The original conversion from a regular IRA to a Roth is treated as a distribution from a regular IRA followed by a contribution to a Roth IRA. As such, the amount “distributed” (less any portion of the IRA that represented non-deductible contributions, prorated across all accounts if there are multiple IRAs with non-deductible contributions), is taxable as ordinary income in the year of distribution. For 2010 conversions only, the taxpayer has the option to take all of the income in 2010 or to spread the income equally over 2011 and 2012.
The taxable amount is determined on the day of the conversion even though the value today may be substantially lower. So, for example, if you converted a $100,000 IRA into a Roth and the value today is $80,000, you still owe the tax on the original $100,000. You can avoid this result by contacting your IRA administrator and asking to recharacterize the account back to a traditional IRA.
The deadline for recharacterizing is the tax filing due date, including extensions, or Oct. 15 following the year of conversion. For 2010 conversions, the deadline is Oct. 17 because the 15th falls on a Saturday.
Taxpayers have the option to recharacterize a conversion even if taxes have already been filed for 2010 as long as it is before the October 17th deadline. In order to get back the tax paid on the conversion, as well as the interest owed to you by the IRS, you will need to file an amended return.

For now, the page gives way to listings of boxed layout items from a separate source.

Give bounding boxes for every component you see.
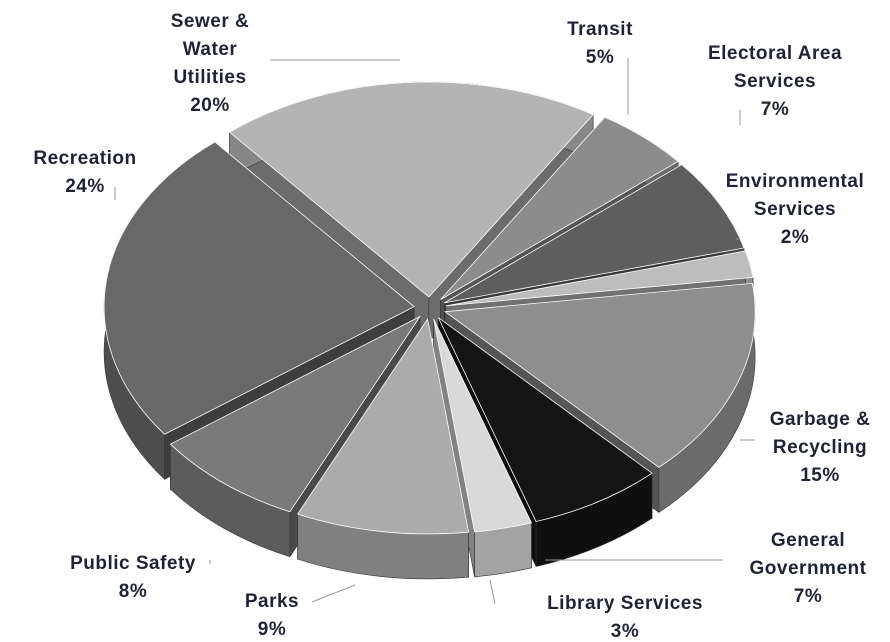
- data-label: Sewer & Water Utilities 20%: [150, 8, 270, 120]
- label-value: 8%: [118, 581, 148, 602]
- slice: [228, 81, 594, 298]
- label-name: Garbage & Recycling: [769, 409, 871, 458]
- data-label: Garbage & Recycling 15%: [755, 406, 885, 490]
- label-value: 20%: [190, 95, 230, 116]
- label-value: 7%: [793, 586, 823, 607]
- slice: [296, 317, 470, 580]
- label-name: Library Services: [547, 593, 703, 614]
- data-label: Public Safety 8%: [33, 550, 233, 606]
- label-name: Recreation: [33, 148, 137, 169]
- slice: [296, 317, 470, 535]
- label-value: 7%: [760, 99, 790, 120]
- label-value: 3%: [610, 621, 640, 642]
- label-value: 5%: [585, 47, 615, 68]
- label-name: Environmental Services: [725, 171, 865, 220]
- label-value: 24%: [65, 176, 105, 197]
- data-label: Transit 5%: [555, 16, 645, 72]
- label-name: Transit: [567, 19, 633, 40]
- data-label: Parks 9%: [232, 588, 312, 642]
- slice: [437, 317, 653, 522]
- leader-line: [311, 584, 356, 603]
- label-value: 15%: [800, 465, 840, 486]
- label-value: 9%: [257, 619, 287, 640]
- leader-line: [489, 579, 496, 605]
- slice: [433, 318, 533, 533]
- data-label: Environmental Services 2%: [700, 168, 890, 252]
- data-label: Library Services 3%: [495, 590, 755, 642]
- label-name: Electoral Area Services: [707, 43, 843, 92]
- label-name: Parks: [244, 591, 300, 612]
- label-name: Public Safety: [70, 553, 196, 574]
- slice: [443, 282, 756, 468]
- label-value: 2%: [780, 227, 810, 248]
- slice: [440, 116, 679, 300]
- data-label: General Government 7%: [723, 527, 890, 611]
- slice: [169, 315, 422, 513]
- label-name: General Government: [749, 530, 867, 579]
- data-label: Electoral Area Services 7%: [675, 40, 875, 124]
- data-label: Recreation 24%: [0, 145, 175, 201]
- slice: [103, 141, 415, 435]
- label-name: Sewer & Water Utilities: [170, 11, 250, 88]
- slice: [444, 164, 745, 304]
- slice: [445, 250, 754, 307]
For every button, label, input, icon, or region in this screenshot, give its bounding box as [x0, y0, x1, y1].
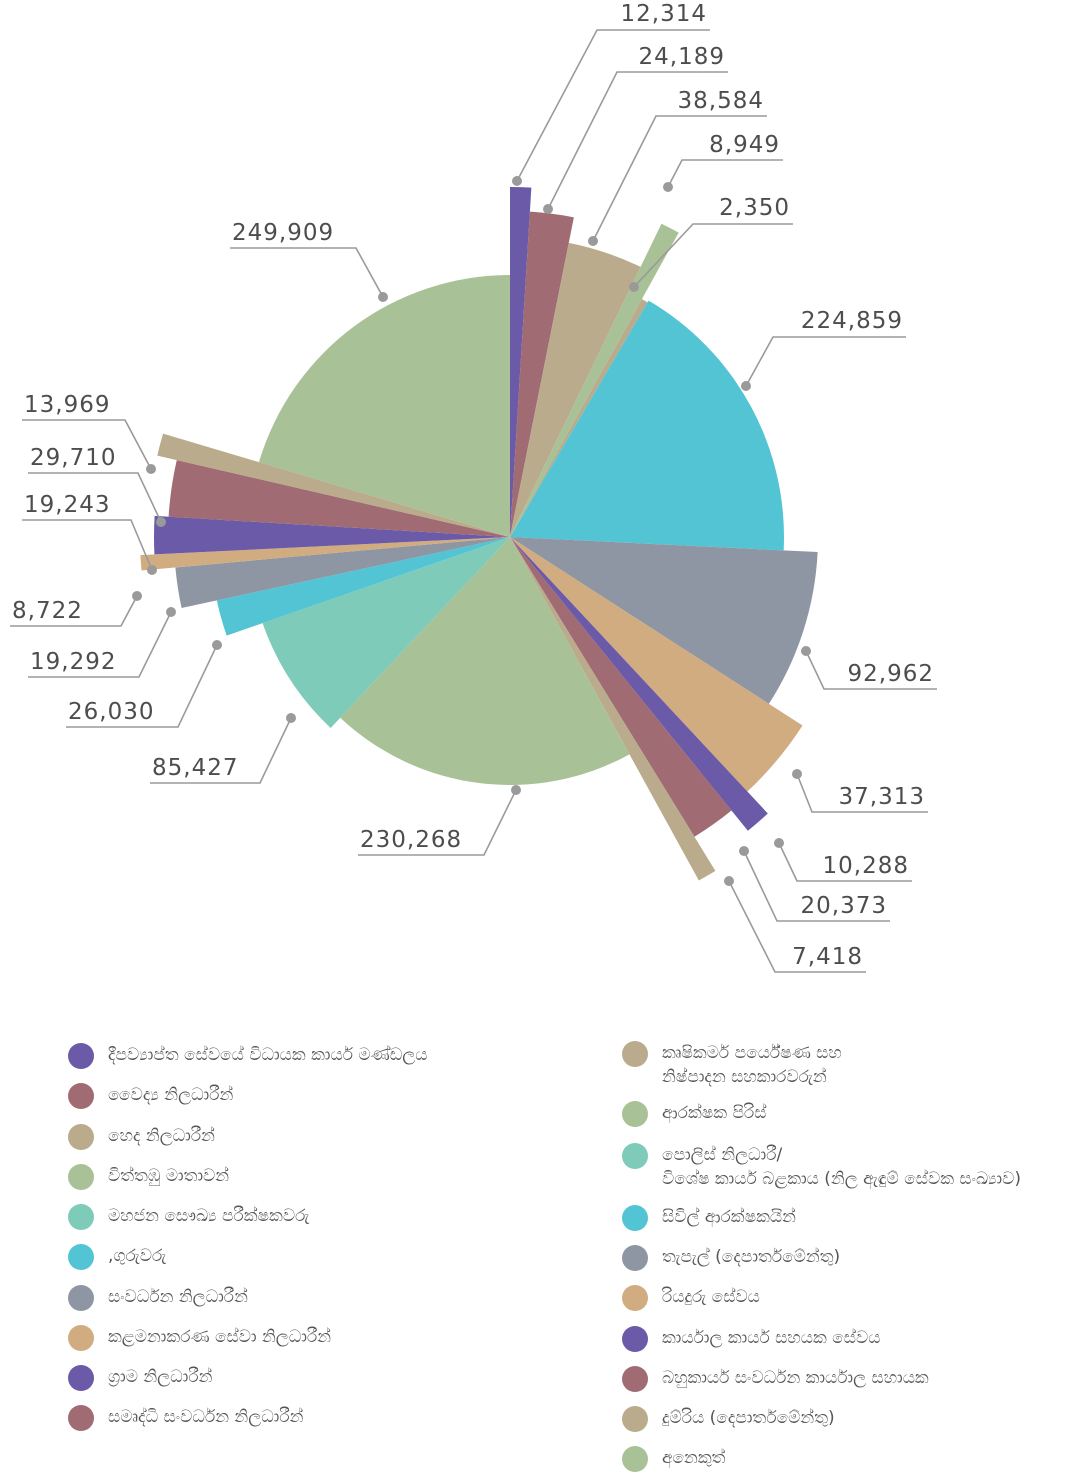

Should you wish to reconvert your traditional IRA to a Roth IRA at a later date, the IRS allows you to do so as long as you wait until the later of 30 days after the recharacterization or the beginning of the year following the year of the initial conversion to a Roth IRA. Of course, there is a risk that your IRA could appreciate to a value even higher than your original conversion value, so consider carefully whether to recharacterize a Roth that has depreciated only minimally from its conversion-date value.